Earthquake, Statue of Liberty lightning strike, and the solar eclipse. So…is the world ending?

If I’m on vacation, in the ocean, salty breeze in my frizzy hair, then yes, sure. I like the bobbly feeling of being in the middle of a soft wave.

But, when I’m sitting on a sofa in the middle of my living room, holding my 6-month-old niece, and the house starts moving from under us? No thank you.

Like most East Coasters, I felt like Friday’s 4.8 magnitude earthquake came out of nowhere. In addition to better food and the real change of seasons, keeping our feet firmly planted on the ground is one of the reasons we prefer life here over the sunshine and seismic activity of the West Coast. We don’t do rattly, paintings-fall-off-the-wall earthquakes in Jersey.

Now that this out-of-the-ordinary thing has happened, we are totally consumed by it. I sent and received more texts than I want to admit trading war stories about the 20-second rumble. I Googled, so that I felt confident enough in my earthquake expertise to hold conversations about it with friends and family. It’s what we talked about over dinner.

And then social media pointed out to me – as it so often does – that this wild occurrence is not alone. Here’s a major-weird-stuff timeline for you:

Wednesday, April 3 – the Statue of Liberty is struck by lightning, and caught on camera in stunning photos by Dan Martland that make Lady Liberty look like a pop star in the middle of a pyrotechnically enhanced show.

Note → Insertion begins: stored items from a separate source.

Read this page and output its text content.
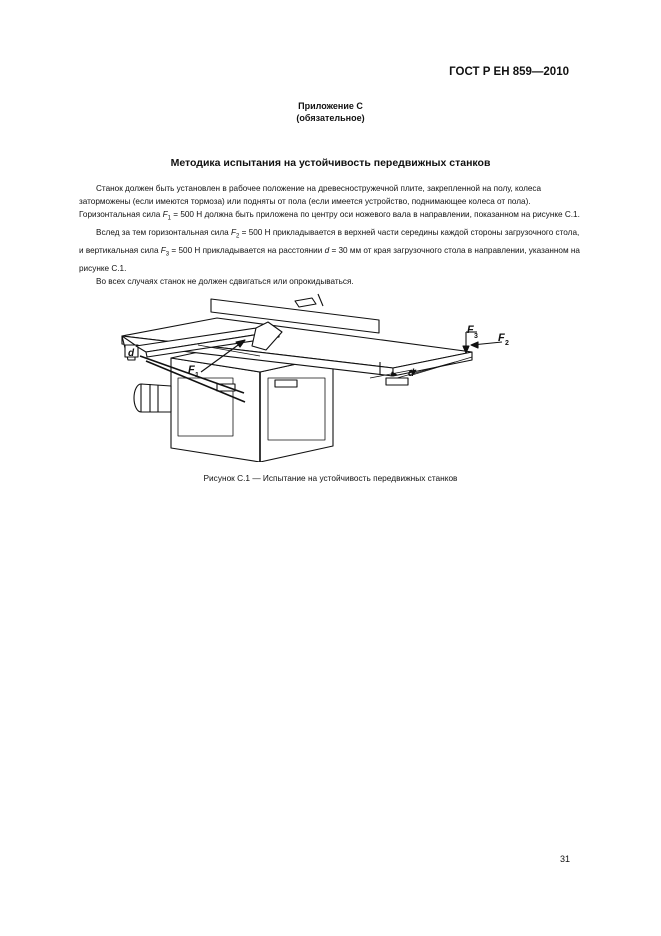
ГОСТ Р ЕН 859—2010
Приложение С
(обязательное)
Методика испытания на устойчивость передвижных станков

Станок должен быть установлен в рабочее положение на древесностружечной плите, закрепленной на полу, колеса заторможены (если имеются тормоза) или подняты от пола (если имеется устройство, поднимающее колеса от пола). Горизонтальная сила $F_1 = 500$ Н должна быть приложена по центру оси ножевого вала в направлении, показанном на рисунке С.1.

Вслед за тем горизонтальная сила $F_2 = 500$ Н прикладывается в верхней части середины каждой стороны загрузочного стола, и вертикальная сила $F_3 = 500$ Н прикладывается на расстоянии d = 30 мм от края загрузочного стола в направлении, указанном на рисунке С.1.

Во всех случаях станок не должен сдвигаться или опрокидываться.

d
d
F 1
F
3 F 2
Рисунок С.1 — Испытание на устойчивость передвижных станков
31
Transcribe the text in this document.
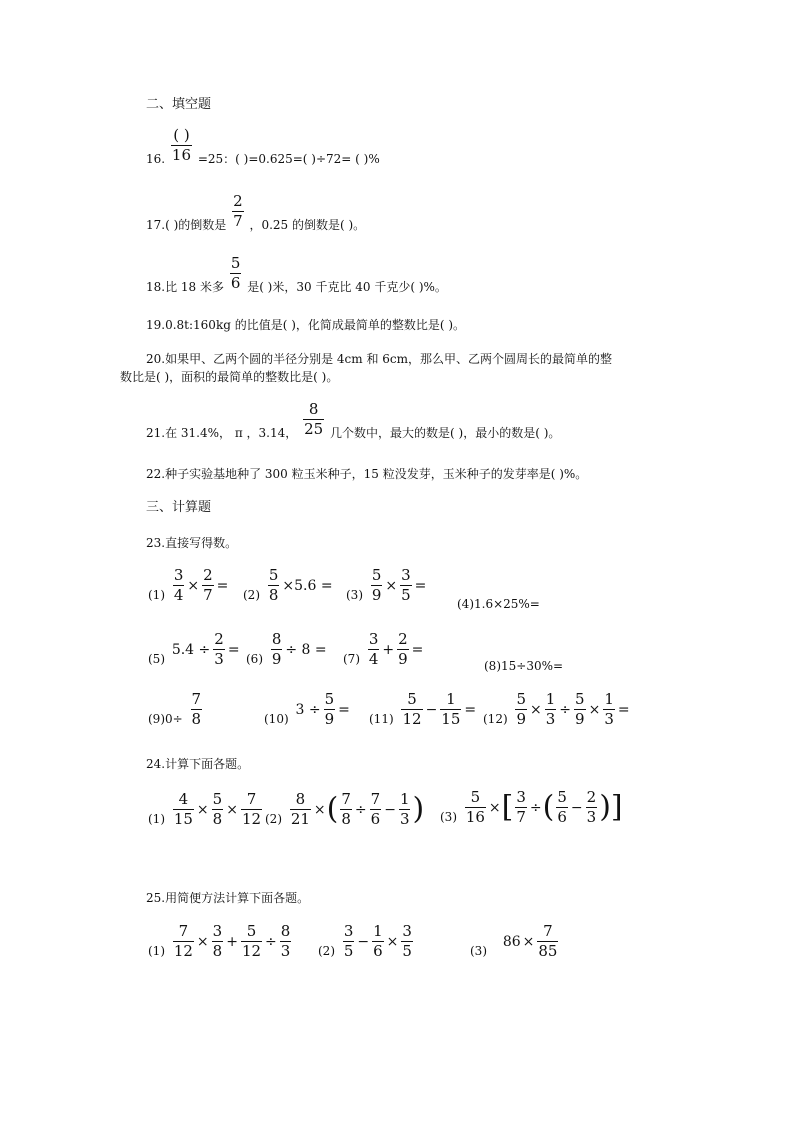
二、填空题
16. $\frac{( )}{16} =25$：( )=0.625=( )÷72= ( )%
17.( )的倒数是 $\frac{2}{7}$ ，0.25 的倒数是( )。
18.比 18 米多 $\frac{5}{6}$ 是( )米，30 千克比 40 千克少( )%。
19.0.8t:160kg 的比值是( )，化简成最简单的整数比是( )。
20.如果甲、乙两个圆的半径分别是 4cm 和 6cm，那么甲、乙两个圆周长的最简单的整
数比是( )，面积的最简单的整数比是( )。
21.在 31.4%， π ，3.14， $\frac{8}{25}$ 几个数中，最大的数是( )，最小的数是( )。
22.种子实验基地种了 300 粒玉米种子，15 粒没发芽，玉米种子的发芽率是( )%。
三、计算题
23.直接写得数。
$(1) \frac{3}{4} \times \frac{2}{7}$ =
$(2) \frac{5}{8} \times 5.6$ =
$(3) \frac{5}{9} \times \frac{3}{5}$ =
(4)1.6×25%=
(5) $5.4 \div \frac{2}{3}$ =
$(6) \frac{8}{9} \div 8$ =
$(7) \frac{3}{4} + \frac{2}{9}$ =
(8)15÷30%=
$(9)0\div \frac{7}{8}$	(10) $3 \div \frac{5}{9}$ =
$(11) \frac{5}{12} - \frac{1}{15}$ =
$(12) \frac{5}{9} \times \frac{1}{3} \div \frac{5}{9} \times \frac{1}{3}$ =
24.计算下面各题。
$(1) \frac{4}{15} \times \frac{5}{8} \times \frac{7}{12} (2) \frac{8}{21}$ ×( $\frac{7}{8} \div \frac{7}{6} - \frac{1}{3}$ ) $(3) \frac{5}{16}$ ×[ $\frac{3}{7}$ ÷( $\frac{5}{6} - \frac{2}{3}$ )]
25.用简便方法计算下面各题。
$(1) \frac{7}{12} \times \frac{3}{8} + \frac{5}{12} \div \frac{8}{3} (2) \frac{3}{5} - \frac{1}{6} \times \frac{3}{5}$	(3) $86 \times \frac{7}{85}$
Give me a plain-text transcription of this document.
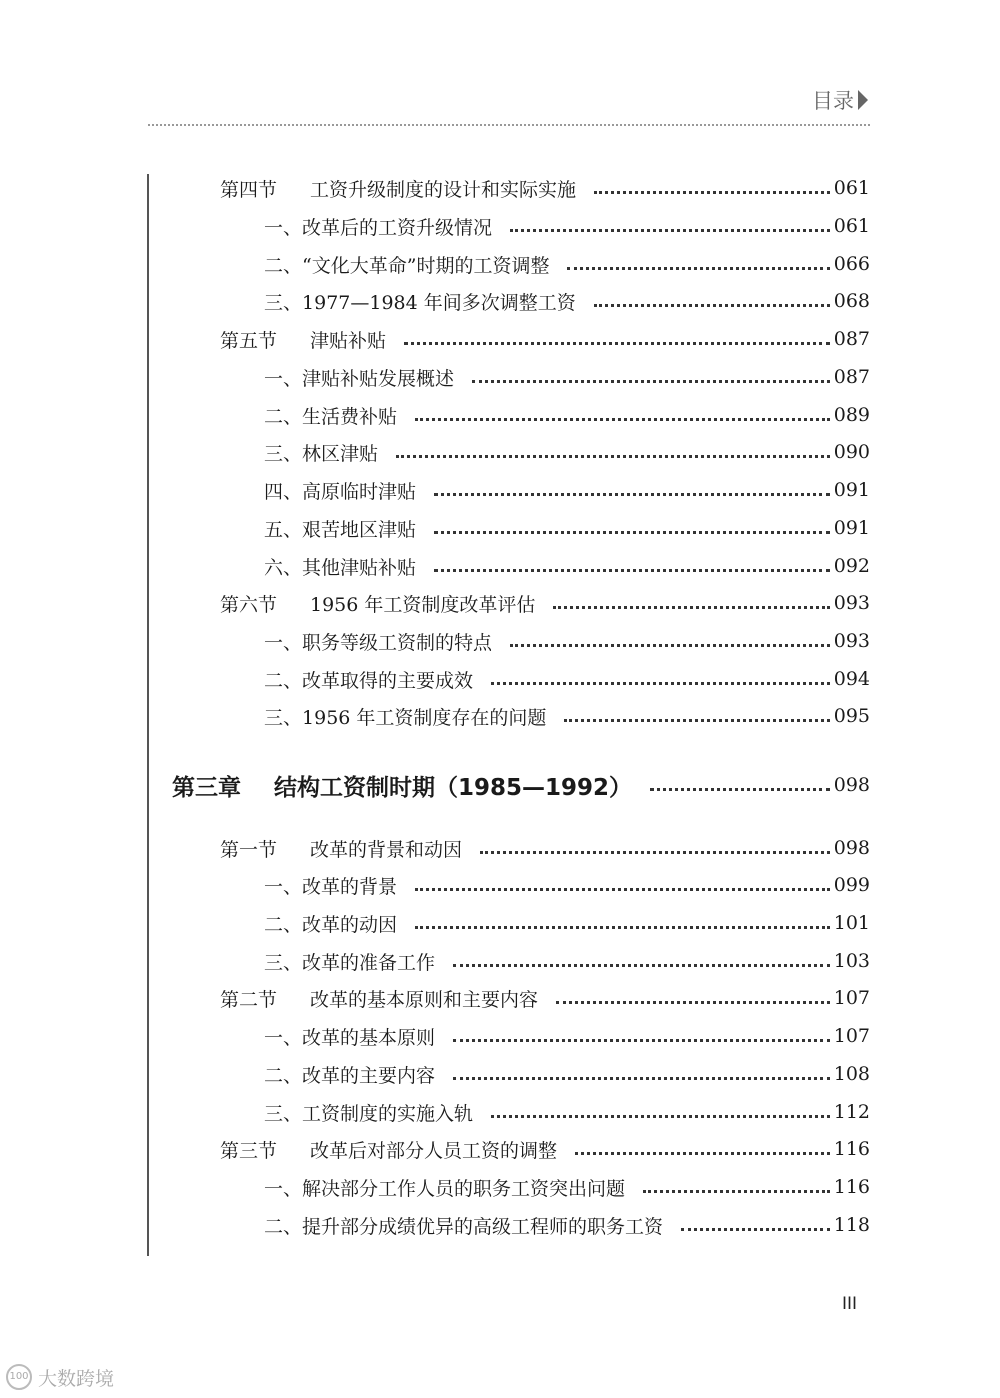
目录
第四节	工资升级制度的设计和实际实施	061
一、 改革后的工资升级情况	061
二、 “文化大革命”时期的工资调整	066
三、 1977—1984 年间多次调整工资	068
第五节	津贴补贴	087
一、 津贴补贴发展概述	087
二、 生活费补贴	089
三、 林区津贴	090
四、 高原临时津贴	091
五、 艰苦地区津贴	091
六、 其他津贴补贴	092
第六节	1956 年工资制度改革评估	093
一、 职务等级工资制的特点	093
二、 改革取得的主要成效	094
三、 1956 年工资制度存在的问题	095
第三章	结构工资制时期（1985—1992）	098
第一节	改革的背景和动因	098
一、 改革的背景	099
二、 改革的动因	101
三、 改革的准备工作	103
第二节	改革的基本原则和主要内容	107
一、 改革的基本原则	107
二、 改革的主要内容	108
三、 工资制度的实施入轨	112
第三节	改革后对部分人员工资的调整	116
一、 解决部分工作人员的职务工资突出问题	116
二、 提升部分成绩优异的高级工程师的职务工资	118
III
100 大数跨境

Friday, April 5 – The baby and I, and about 42 million other people, are literally couch surfing during the quake.

Monday, April 8 – Get your glasses out, kids. It’s solar eclipse time.

Naturally, the internet now thinks the world is ending.

I’ll admit I enjoyed scrolling through all the memes, witty comments, and nasty spats on social media about the confluence of these events. I particularly liked the posters who predicted it was all “some next level Ghostbusters marketing strategy,” or that the aliens are coming for us next week.

They got me thinking about why, when faced with strange (and thankfully in these cases not actually destructive) happenings, we immediately go to the end of the world scenarios. We all get the joke of the guy who posted the Godzilla meme – after all of this, what’s next?!

I texted Brandon Valeriano, a Seton Hall professor and all-around smart guy with a sense of humor to ask his thoughts. He pointed out to me that the three events I mentioned weren’t really as out-of-nowhere as they seem.

The Statue of Liberty, AccuWeather reports, is actually struck by lightning several times a year.

Moderate earthquakes here are rare, but they do happen. We get small ones way more often than you probably realize. (We’ve had 28 quakes in New Jersey in the past 17 years.) And, another stronger, 5.9 magnitude earthquake that hit Virginia in 2011 rattled us in New Jersey and New York, too.

And solar eclipses don’t happen all the time, but they are a normal part of the planetary rotation and are completely predictable.

So why does X-formerly-Twitter say we’re in for it?

Professor Valeriano told me we use humor and conspiracy theories to make sense of the world.

“Humans try to look for patterns to organize … (the) world, and sometimes something that you see as a pattern, or a streak, is really just something that’s happening naturally.

“The world is vast and full of complexity,” Valeriano texted me. “A lot of conspiracies are just ways to establish order.”

So, he doesn’t think we need to prepare to be beamed up. That’s good.

But hey, I’ll still wear my pajamas inside out and hope for a May Day snow day if you guys want to. (And actually, it did snow in May in New Jersey in 2020. But 2020 was way too out of the ordinary to count.)